Polícia indiciará 15 por chacina de sem-terra

O delegado Wagner Pinto, responsável pelas investigações sobre a chacina de cinco integrantes do Movimento dos Sem-Terra, em Felisburgo (MG), no último dia 20, concluiu o inquérito que será apresentado nesta quarta-feira à juíza titular da Comarca de Jequitinhonha, Célia Maria Corrêa, e depois remetido ao Ministério Público para a apresentação ou não de denúncia. Segundo o delegado Elcides Guimarães, chefe da Divisão de Crimes contra a Vida da Polícia Civil, 15 pessoas serão indiciadas por participar "efetivamente" da chacina.Até o momento, cinco pessoas suspeitas de envolvimento nos crimes estão presas. Entre elas, o fazendeiro Adriano Chafik Luedy, de 37 anos, apontado como mandante e um dos executores da operação no acampamento Terra Prometida, na Fazenda Nova Alegria. Chafik é o dono da propriedade, invadida em maio de 2002 pelo MST. Além das cinco vítimas fatais, outras 13 pessoas ficaram feridas durante a atuação de um grupo armado.Nesta terça-feira foi divulgado um laudo de exames de balística realizados pelo Instituto de Criminalística da Polícia Civil nas 12 armas apreendidas no interior da fazenda.
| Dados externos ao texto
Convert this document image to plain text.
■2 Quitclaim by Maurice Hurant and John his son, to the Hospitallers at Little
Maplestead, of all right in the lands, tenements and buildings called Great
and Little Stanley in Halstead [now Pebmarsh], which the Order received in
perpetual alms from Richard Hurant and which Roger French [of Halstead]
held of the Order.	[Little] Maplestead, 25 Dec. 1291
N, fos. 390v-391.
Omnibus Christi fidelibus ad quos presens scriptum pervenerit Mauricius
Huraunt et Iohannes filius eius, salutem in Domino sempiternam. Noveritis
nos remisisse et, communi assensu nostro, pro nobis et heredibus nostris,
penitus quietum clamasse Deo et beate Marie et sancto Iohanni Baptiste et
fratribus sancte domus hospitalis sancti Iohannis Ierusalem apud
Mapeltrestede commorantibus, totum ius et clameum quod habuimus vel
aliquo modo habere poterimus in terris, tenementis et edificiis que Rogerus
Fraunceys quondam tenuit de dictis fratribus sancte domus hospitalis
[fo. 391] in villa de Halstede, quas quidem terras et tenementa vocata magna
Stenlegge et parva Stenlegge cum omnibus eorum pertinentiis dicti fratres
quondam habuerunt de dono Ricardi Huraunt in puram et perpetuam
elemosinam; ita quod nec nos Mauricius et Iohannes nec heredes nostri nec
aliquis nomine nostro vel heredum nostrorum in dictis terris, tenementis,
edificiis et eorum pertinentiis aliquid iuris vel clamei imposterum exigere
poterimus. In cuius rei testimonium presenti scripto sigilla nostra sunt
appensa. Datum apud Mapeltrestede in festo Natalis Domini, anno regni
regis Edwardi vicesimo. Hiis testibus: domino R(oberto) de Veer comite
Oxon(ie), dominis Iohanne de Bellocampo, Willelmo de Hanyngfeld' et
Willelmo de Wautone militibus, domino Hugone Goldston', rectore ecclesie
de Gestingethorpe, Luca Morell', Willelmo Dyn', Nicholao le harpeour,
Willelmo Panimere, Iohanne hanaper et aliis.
A perícia comprovou tecnicamente que pelo menos cinco armas - três espingardas, uma carabina e um revólver calibre 32 - foram usadas na chacina. De três delas teriam saído os disparos que mataram os sem-terra."As outras sete armas podem ter sido usadas, somente não foram encontrados elementos técnicos para se afirmar isso. E, com certeza, nós podemos afirmar que mais um revólver calibre 38 e mais uma pistola calibre 380 foram efetivamente usadas na chacina", disse Guimarães.O fazendeiro, em seu depoimento ao delegado Wagner Pinto, admitiu que estava armado durante a operação no acampamento do MST e que teria efetuado o primeiro disparo. Alegou, no entanto, que agiu em legítima defesa após de ser atingido por um golpe de foice. Testemunhas disseram que ele portava uma pistola 380.